João Francisco Neto
Muitos leitores, movidos pela natural curiosidade humana, ficarão interessados em saber o que (ou quem) seriam esses tais “denunciantes invejosos”. Na verdade, não se trata de nenhuma figura conhecida ou personalidade de destaque; é apenas o título de um capítulo de um clássico livro de autoria do filósofo americano Lon L. Fuller (1902-1978), que foi professor de Direito em Harvard (EUA), livro esse que no Brasil foi traduzido por Dimitri Dimoulis como “O Caso dos Denunciantes Invejosos”.
O texto traz uma provocação aos leitores, uma vez que, numa mesma história, mistura conceitos do Direito, da Moral e da Justiça, que, como se sabe, nem sempre andam juntos. Em resumo, o enredo do livro é o seguinte: um pequeno e fictício País, que por muito tempo viveu sob um regime político democrático e pacífico, de uma hora para outra, afunda numa grave crise política e econômica, e vê-se envolvido em sérios conflitos provocados pelos diversos grupos de poder. Depois de muita luta, numa tentativa de superar a crise, sobe ao poder o chefe de um partido político conhecido como os “Camisas-Púrpuras”.
Aqui, um breve comentário. Essa história de grupos “encamisados” vem de longe: no nazismo, eram os “camisas-pardas”, que formavam as SA, uma violenta tropa de choque; no fascismo italiano, eram os “camisas-pretas”, uma tropa miliciana; e no Brasil, tivemos os “camisas-verdes”, os fascistas do integralismo, que, nos anos 1930, também conhecidos como os “galinhas-verdes”.

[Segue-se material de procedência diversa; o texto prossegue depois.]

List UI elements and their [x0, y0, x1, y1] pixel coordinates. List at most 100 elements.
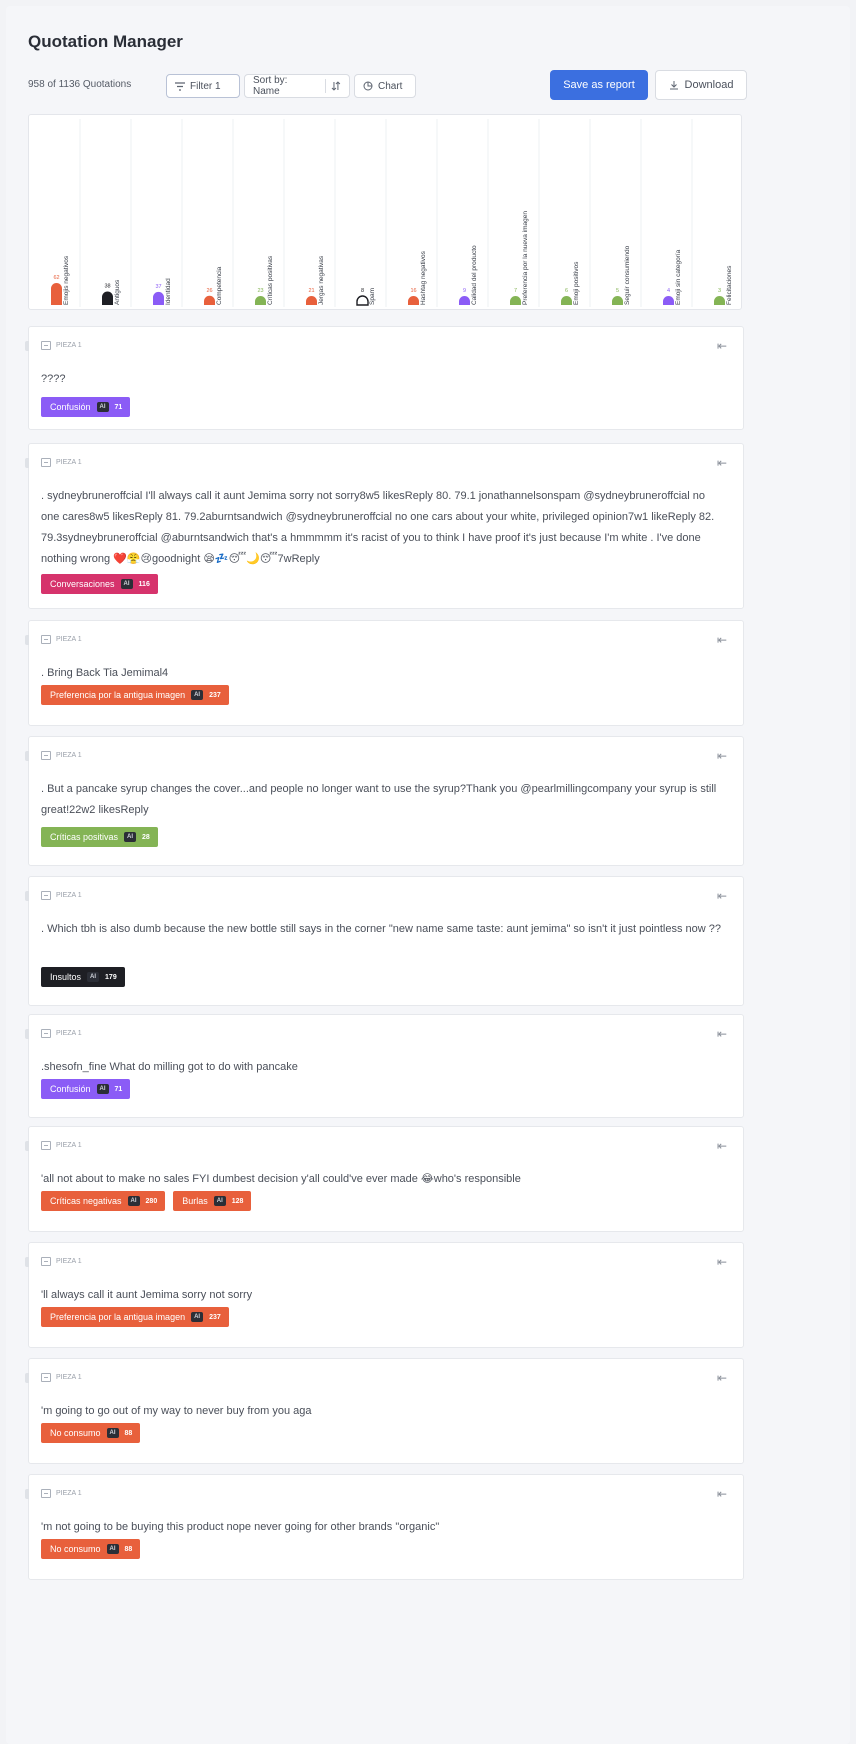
code-tags: Confusión AI 71 [41, 397, 131, 417]
code-tag-count: 71 [114, 403, 123, 411]
code-tag-label: Críticas positivas [50, 832, 119, 842]
quotation-source-label: PIEZA 1 [56, 892, 82, 899]
ai-badge: AI [96, 1084, 109, 1094]
collapse-icon[interactable]: ⇤ [717, 1027, 727, 1041]
document-icon [41, 891, 51, 900]
quotation-source-label: PIEZA 1 [56, 1490, 82, 1497]
card-edge-marker [25, 891, 29, 901]
chart-category-label: Seguir consumiendo [624, 245, 631, 305]
code-tag[interactable]: Preferencia por la antigua imagen AI 237 [41, 685, 229, 705]
quotation-card[interactable]: PIEZA 1 ⇤ . But a pancake syrup changes th… [25, 736, 744, 866]
code-tag[interactable]: Conversaciones AI 116 [41, 574, 158, 594]
document-icon [41, 458, 51, 467]
quotation-source-label: PIEZA 1 [56, 459, 82, 466]
chart-bar [561, 296, 572, 305]
code-tag-count: 116 [138, 580, 150, 588]
code-tag-count: 88 [124, 1545, 133, 1553]
collapse-icon[interactable]: ⇤ [717, 1255, 727, 1269]
chart-bar [663, 296, 674, 305]
chart-value-label: 9 [463, 288, 466, 294]
chart-value-label: 8 [361, 288, 364, 294]
filter-button-label: Filter 1 [190, 80, 221, 92]
sort-button[interactable]: Sort by: Name [244, 74, 350, 98]
chart-bar [204, 295, 215, 305]
chart-category-label: Jergas negativas [318, 255, 325, 305]
chart-category-label: Calidad del producto [471, 245, 478, 305]
quotation-text: . Bring Back Tia Jemimal4 [41, 667, 169, 679]
toolbar: 958 of 1136 Quotations Filter 1 Sort by:… [28, 70, 832, 100]
quotation-card[interactable]: PIEZA 1 ⇤ 'll always call it aunt Jemima s… [25, 1242, 744, 1348]
chart-category-label: Spam [369, 288, 376, 305]
document-icon [41, 635, 51, 644]
code-tag[interactable]: Críticas negativas AI 280 [41, 1191, 166, 1211]
ai-badge: AI [120, 579, 133, 589]
quotation-card[interactable]: PIEZA 1 ⇤ . sydneybruneroffcial I'll alway… [25, 443, 744, 609]
collapse-icon[interactable]: ⇤ [717, 456, 727, 470]
ai-badge: AI [127, 1196, 140, 1206]
quotation-source: PIEZA 1 [41, 1029, 82, 1038]
save-as-report-button[interactable]: Save as report [550, 70, 648, 100]
code-tag[interactable]: Confusión AI 71 [41, 1079, 131, 1099]
collapse-icon[interactable]: ⇤ [717, 1371, 727, 1385]
collapse-icon[interactable]: ⇤ [717, 633, 727, 647]
chart-category-label: Preferencia por la nueva imagen [522, 211, 529, 305]
quotation-card[interactable]: PIEZA 1 ⇤???? Confusión AI 71 [25, 326, 744, 430]
filter-icon [175, 81, 185, 91]
collapse-icon[interactable]: ⇤ [717, 889, 727, 903]
document-icon [41, 1257, 51, 1266]
chart-category-label: Emoji positivos [573, 261, 580, 305]
chart-bar [612, 296, 623, 305]
code-tag-label: Insultos [50, 972, 82, 982]
collapse-icon[interactable]: ⇤ [717, 1139, 727, 1153]
collapse-icon[interactable]: ⇤ [717, 749, 727, 763]
code-tag-label: Conversaciones [50, 579, 115, 589]
card-edge-marker [25, 341, 29, 351]
download-button[interactable]: Download [655, 70, 747, 100]
collapse-icon[interactable]: ⇤ [717, 339, 727, 353]
chart-value-label: 23 [257, 288, 263, 294]
code-tag[interactable]: Insultos AI 179 [41, 967, 125, 987]
quotation-text: 'll always call it aunt Jemima sorry not… [41, 1289, 253, 1301]
card-edge-marker [25, 1489, 29, 1499]
chart-value-label: 38 [104, 284, 110, 290]
chart-bar [51, 283, 62, 305]
quotation-text: . Which tbh is also dumb because the new… [41, 923, 722, 935]
chart-bar [255, 296, 266, 305]
code-tag-count: 237 [209, 1313, 221, 1321]
code-tag[interactable]: Críticas positivas AI 28 [41, 827, 158, 847]
chart-bar [510, 296, 521, 305]
quotation-source: PIEZA 1 [41, 341, 82, 350]
quotation-source-label: PIEZA 1 [56, 752, 82, 759]
code-tag[interactable]: No consumo AI 88 [41, 1539, 141, 1559]
quotation-source-label: PIEZA 1 [56, 1030, 82, 1037]
quotation-card[interactable]: PIEZA 1 ⇤ 'all not about to make no sales … [25, 1126, 744, 1232]
code-tag[interactable]: Confusión AI 71 [41, 397, 131, 417]
code-tag-count: 128 [231, 1197, 244, 1205]
chart-icon [363, 81, 373, 91]
quotation-text: 'm going to go out of my way to never bu… [41, 1405, 312, 1417]
chart-toggle-button[interactable]: Chart [354, 74, 416, 98]
document-icon [41, 1029, 51, 1038]
chart-bar [102, 291, 113, 305]
quotation-card[interactable]: PIEZA 1 ⇤ . Which tbh is also dumb because… [25, 876, 744, 1006]
sort-arrows-icon[interactable] [331, 81, 341, 91]
code-tags: Críticas positivas AI 28 [41, 827, 158, 847]
quotation-card[interactable]: PIEZA 1 ⇤ .shesofn_fine What do milling go… [25, 1014, 744, 1118]
quotation-card[interactable]: PIEZA 1 ⇤ . Bring Back Tia Jemimal4 Prefere… [25, 620, 744, 726]
quotation-text: ???? [41, 373, 66, 385]
code-tag[interactable]: No consumo AI 88 [41, 1423, 141, 1443]
collapse-icon[interactable]: ⇤ [717, 1487, 727, 1501]
page-title: Quotation Manager [28, 32, 183, 51]
document-icon [41, 341, 51, 350]
chart-category-label: Hashtag negativos [420, 250, 427, 305]
chart-category-label: Identidad [165, 278, 172, 305]
quotation-card[interactable]: PIEZA 1 ⇤ 'm going to go out of my way to … [25, 1358, 744, 1464]
code-tag[interactable]: Preferencia por la antigua imagen AI 237 [41, 1307, 229, 1327]
code-tag[interactable]: Burlas AI 128 [173, 1191, 252, 1211]
code-tag-label: No consumo [50, 1428, 101, 1438]
chart-value-label: 7 [514, 288, 517, 294]
chart-category-label: Competencia [216, 266, 223, 305]
quotation-card[interactable]: PIEZA 1 ⇤ 'm not going to be buying this p… [25, 1474, 744, 1580]
code-tag-label: Preferencia por la antigua imagen [50, 1312, 186, 1322]
filter-button[interactable]: Filter 1 [166, 74, 240, 98]
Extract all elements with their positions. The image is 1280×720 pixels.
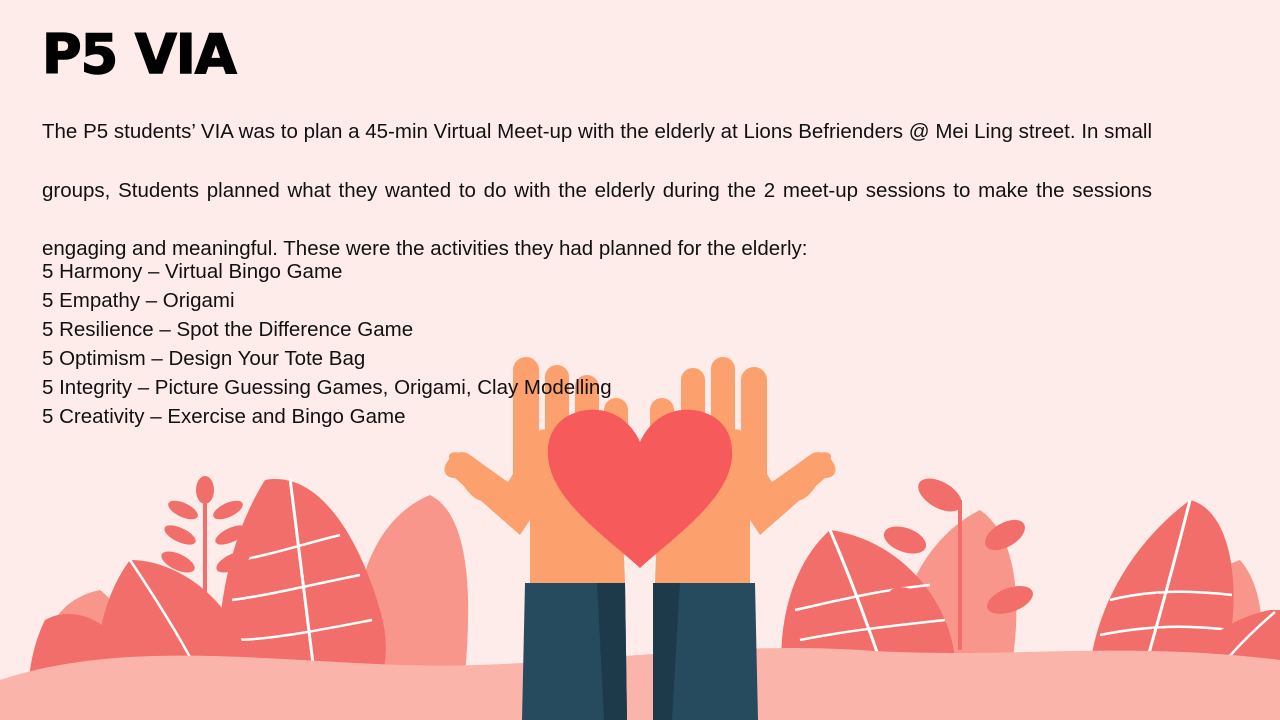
activity-item: 5 Empathy – Origami [42,289,235,312]
slide: P5 VIA The P5 students’ VIA was to plan … [0,0,1280,720]
ground [0,647,1280,720]
activity-item: 5 Harmony – Virtual Bingo Game [42,260,343,283]
activity-item: 5 Resilience – Spot the Difference Game [42,318,414,341]
activity-item: 5 Integrity – Picture Guessing Games, Or… [42,376,612,399]
activity-item: 5 Creativity – Exercise and Bingo Game [42,405,406,428]
activity-list: 5 Harmony – Virtual Bingo Game 5 Empathy… [42,257,612,431]
activity-item: 5 Optimism – Design Your Tote Bag [42,347,366,370]
intro-paragraph: The P5 students’ VIA was to plan a 45-mi… [42,120,1152,260]
slide-title: P5 VIA [41,22,237,87]
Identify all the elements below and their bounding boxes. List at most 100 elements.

Mas, voltemos aos “Camisas-Púrpuras”. No poder, esse grupo político instalaria uma feroz ditadura, que, como sempre, não respeitava a Constituição, as leis, e muito menos o povo. Em lugar das antigas leis, passaram a criar uma legislação casuística e de interesse próprio, cuja finalidade era condenar ou absolver certas pessoas, em determinados casos. Por aí já se vê que muita injustiça foi cometida, como, aliás, é do feitio de todos os regimes ditatoriais. Nesse clima de medo, terror e opressão política, começaram a surgir os chamados “denunciantes invejosos” – essa expressão é uma tautologia, pois todo denunciante é sempre invejoso. Eram pessoas que, pressionadas pelos “Camisas-Púrpuras”, e por inveja e interesse pessoal, denunciavam outras pessoas, ainda que soubessem que os fatos denunciados nem sempre eram verdadeiros.
As denúncias, mesmo falsas, levavam à execução dos denunciados.
Os dirigentes do regime incentivavam tudo isso, pois, com as execuções, simulava-se uma ideia de rigor e força, e eliminavam-se os indivíduos “indesejáveis”. Os julgamentos eram sumários, e, logicamente, passavam bem longe daquilo que hoje conhecemos por “devido processo legal”.
Depois de algum um tempo, o regime democrático foi restabelecido e um novo Governo subiu ao poder, retomando-se o respeito às leis e à Constituição. Em seguida, instalou-se uma discussão: deveriam aqueles “denunciantes invejosos” serem punidos pelos crimes que praticaram durante o regime dos “Camisas-Púrpuras”? Havia propostas de todo tipo: uns consideravam que não, pois, afinal, aquelas pessoas apenas haviam cumprido as normas e os dispositivos vigentes à época (a lei, sendo ela justa ou injusta, é a lei); outros entendiam que, sim, os denunciantes invejosos haveriam de sofrer uma severa punição, uma vez que seus atos eram contrários do direito natural e à liberdade.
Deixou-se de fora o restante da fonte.